Cleve Jones says he was once as cute as Emile Hirsch, the actor who played him in Milk, last year’s bio-pic starring Sean Penn as Harvey Milk. For about three months.
But, as I saw when he spoke here last week a few days after being involved in leading the October 11 gay rights march in Washington, D.C, he has no regrets. Mr. Jones is not bitter about being an older, somewhat sagging gay man, past his prime, so to say. In fact, he insisted that he is having a wonderful time now, perhaps the best in his life, telling the many college students in the audience to enjoy their youth but not to despair about getting older.
And what a life Mr. Jones has had! Not really a wonderful life, or a charmed life, but certainly a life lived with passion.
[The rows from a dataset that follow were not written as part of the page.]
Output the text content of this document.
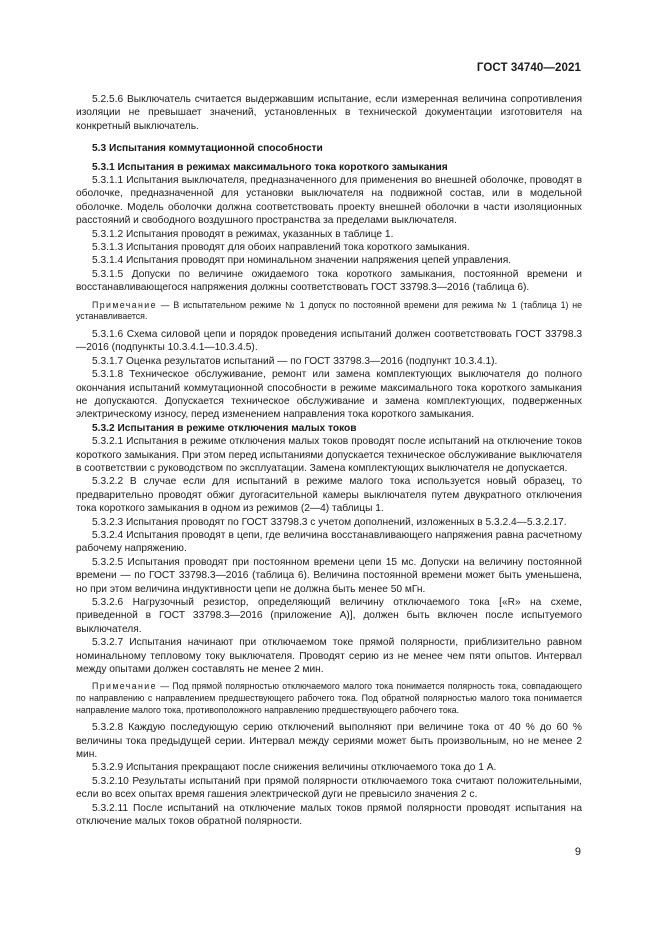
ГОСТ 34740—2021

5.2.5.6 Выключатель считается выдержавшим испытание, если измеренная величина сопротивления изоляции не превышает значений, установленных в технической документации изготовителя на конкретный выключатель.

5.3 Испытания коммутационной способности

5.3.1 Испытания в режимах максимального тока короткого замыкания

5.3.1.1 Испытания выключателя, предназначенного для применения во внешней оболочке, проводят в оболочке, предназначенной для установки выключателя на подвижной состав, или в модельной оболочке. Модель оболочки должна соответствовать проекту внешней оболочки в части изоляционных расстояний и свободного воздушного пространства за пределами выключателя.

5.3.1.2 Испытания проводят в режимах, указанных в таблице 1.

5.3.1.3 Испытания проводят для обоих направлений тока короткого замыкания.

5.3.1.4 Испытания проводят при номинальном значении напряжения цепей управления.

5.3.1.5 Допуски по величине ожидаемого тока короткого замыкания, постоянной времени и восстанавливающегося напряжения должны соответствовать ГОСТ 33798.3—2016 (таблица 6).

Примечание — В испытательном режиме № 1 допуск по постоянной времени для режима № 1 (таблица 1) не устанавливается.

5.3.1.6 Схема силовой цепи и порядок проведения испытаний должен соответствовать ГОСТ 33798.3—2016 (подпункты 10.3.4.1—10.3.4.5).

5.3.1.7 Оценка результатов испытаний — по ГОСТ 33798.3—2016 (подпункт 10.3.4.1).

5.3.1.8 Техническое обслуживание, ремонт или замена комплектующих выключателя до полного окончания испытаний коммутационной способности в режиме максимального тока короткого замыкания не допускаются. Допускается техническое обслуживание и замена комплектующих, подверженных электрическому износу, перед изменением направления тока короткого замыкания.

5.3.2 Испытания в режиме отключения малых токов

5.3.2.1 Испытания в режиме отключения малых токов проводят после испытаний на отключение токов короткого замыкания. При этом перед испытаниями допускается техническое обслуживание выключателя в соответствии с руководством по эксплуатации. Замена комплектующих выключателя не допускается.

5.3.2.2 В случае если для испытаний в режиме малого тока используется новый образец, то предварительно проводят обжиг дугогасительной камеры выключателя путем двукратного отключения тока короткого замыкания в одном из режимов (2—4) таблицы 1.

5.3.2.3 Испытания проводят по ГОСТ 33798.3 с учетом дополнений, изложенных в 5.3.2.4—5.3.2.17.

5.3.2.4 Испытания проводят в цепи, где величина восстанавливающего напряжения равна расчетному рабочему напряжению.

5.3.2.5 Испытания проводят при постоянном времени цепи 15 мс. Допуски на величину постоянной времени — по ГОСТ 33798.3—2016 (таблица 6). Величина постоянной времени может быть уменьшена, но при этом величина индуктивности цепи не должна быть менее 50 мГн.

5.3.2.6 Нагрузочный резистор, определяющий величину отключаемого тока [«R» на схеме, приведенной в ГОСТ 33798.3—2016 (приложение А)], должен быть включен после испытуемого выключателя.

5.3.2.7 Испытания начинают при отключаемом токе прямой полярности, приблизительно равном номинальному тепловому току выключателя. Проводят серию из не менее чем пяти опытов. Интервал между опытами должен составлять не менее 2 мин.

Примечание — Под прямой полярностью отключаемого малого тока понимается полярность тока, совпадающего по направлению с направлением предшествующего рабочего тока. Под обратной полярностью малого тока понимается направление малого тока, противоположного направлению предшествующего рабочего тока.

5.3.2.8 Каждую последующую серию отключений выполняют при величине тока от 40 % до 60 % величины тока предыдущей серии. Интервал между сериями может быть произвольным, но не менее 2 мин.

5.3.2.9 Испытания прекращают после снижения величины отключаемого тока до 1 А.

5.3.2.10 Результаты испытаний при прямой полярности отключаемого тока считают положительными, если во всех опытах время гашения электрической дуги не превысило значения 2 с.

5.3.2.11 После испытаний на отключение малых токов прямой полярности проводят испытания на отключение малых токов обратной полярности.

9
And he spoke about it, quite generously, with considerable passion.
I am sorry I can’t recount all the details, but they are not so important. What grabbed me was the force and emotion with which Mr. Jones spoke of leaving his family as a very young man, going out to San Francisco and meeting and working for Harvey Milk; seeing Milk as he laid dead after being shot by fellow County Supervisor Dan White and taking part in the huge, silent, candle-lit vigil following the murder and the violent march after White got off with a light sentence; meeting a man who would be his best friend - "only a friend" - and then being devastated but embraced by the man’s family when the man died; starting the AIDS quilt with a friend and being amazed by how it grew and how beautiful and eloquent the panels were/are; being diagnosed with AIDS and almost dying.
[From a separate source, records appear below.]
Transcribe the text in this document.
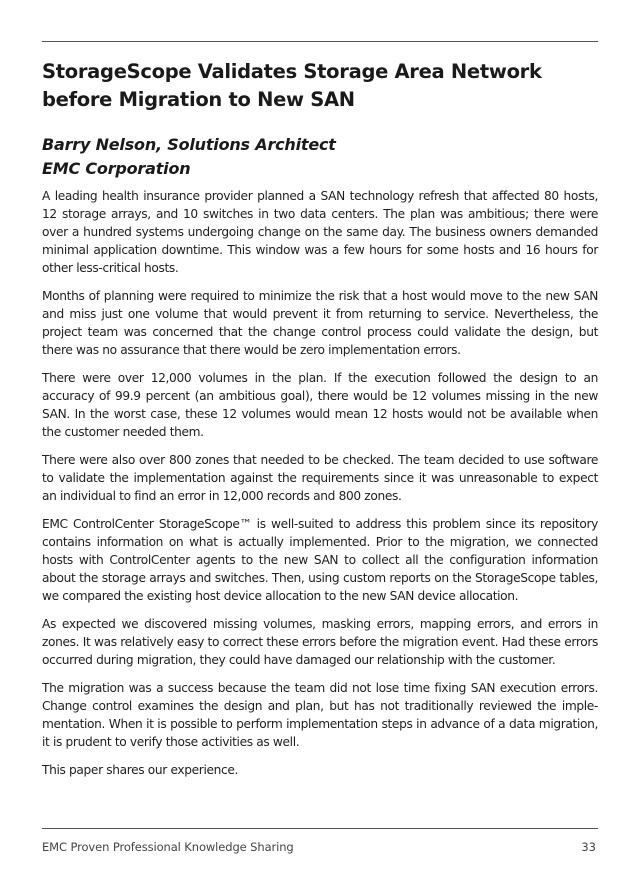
StorageScope Validates Storage Area Network before Migration to New SAN
Barry Nelson, Solutions Architect
EMC Corporation

A leading health insurance provider planned a SAN technology refresh that affected 80 hosts, 12 storage arrays, and 10 switches in two data centers. The plan was ambitious; there were over a hundred systems undergoing change on the same day. The business owners demanded minimal application downtime. This window was a few hours for some hosts and 16 hours for other less-critical hosts.

Months of planning were required to minimize the risk that a host would move to the new SAN and miss just one volume that would prevent it from returning to service. Nevertheless, the project team was concerned that the change control process could validate the design, but there was no assurance that there would be zero implementation errors.

There were over 12,000 volumes in the plan. If the execution followed the design to an accuracy of 99.9 percent (an ambitious goal), there would be 12 volumes missing in the new SAN. In the worst case, these 12 volumes would mean 12 hosts would not be available when the customer needed them.

There were also over 800 zones that needed to be checked. The team decided to use software to validate the implementation against the requirements since it was unreasonable to expect an individual to find an error in 12,000 records and 800 zones.

EMC ControlCenter StorageScope™ is well-suited to address this problem since its repository contains information on what is actually implemented. Prior to the migration, we connected hosts with ControlCenter agents to the new SAN to collect all the configuration information about the storage arrays and switches. Then, using custom reports on the StorageScope tables, we compared the existing host device allocation to the new SAN device allocation.

As expected we discovered missing volumes, masking errors, mapping errors, and errors in zones. It was relatively easy to correct these errors before the migration event. Had these errors occurred during migration, they could have damaged our relationship with the customer.

The migration was a success because the team did not lose time fixing SAN execution errors. Change control examines the design and plan, but has not traditionally reviewed the imple-mentation. When it is possible to perform implementation steps in advance of a data migration, it is prudent to verify those activities as well.

This paper shares our experience.

EMC Proven Professional Knowledge Sharing	33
Clearly, such a full, dramatic life have left him full of strong feelings. Indeed, he ended his formal talk with a full-throated demand that GLBT people have full, equal rights - not one right there and a different right here. I heard him saying that queer folks should be accepted as they are and not have to assimilate, and I suspect he’d agree with me that it was wrong that the No on 8 campaign here in California last year never mentioned the word "gay," furthering its shame.
By the way, the talk took place at Claremont McKenna College, a couple weeks after hosting RuPaul, the super drag queen (see "Playing with all the colors in the box" below). I was also impressed to learn that C.M.C was the first college to display the AIDS quilt years ago, which I remember attending. Not bad for a school known for conservative jocks!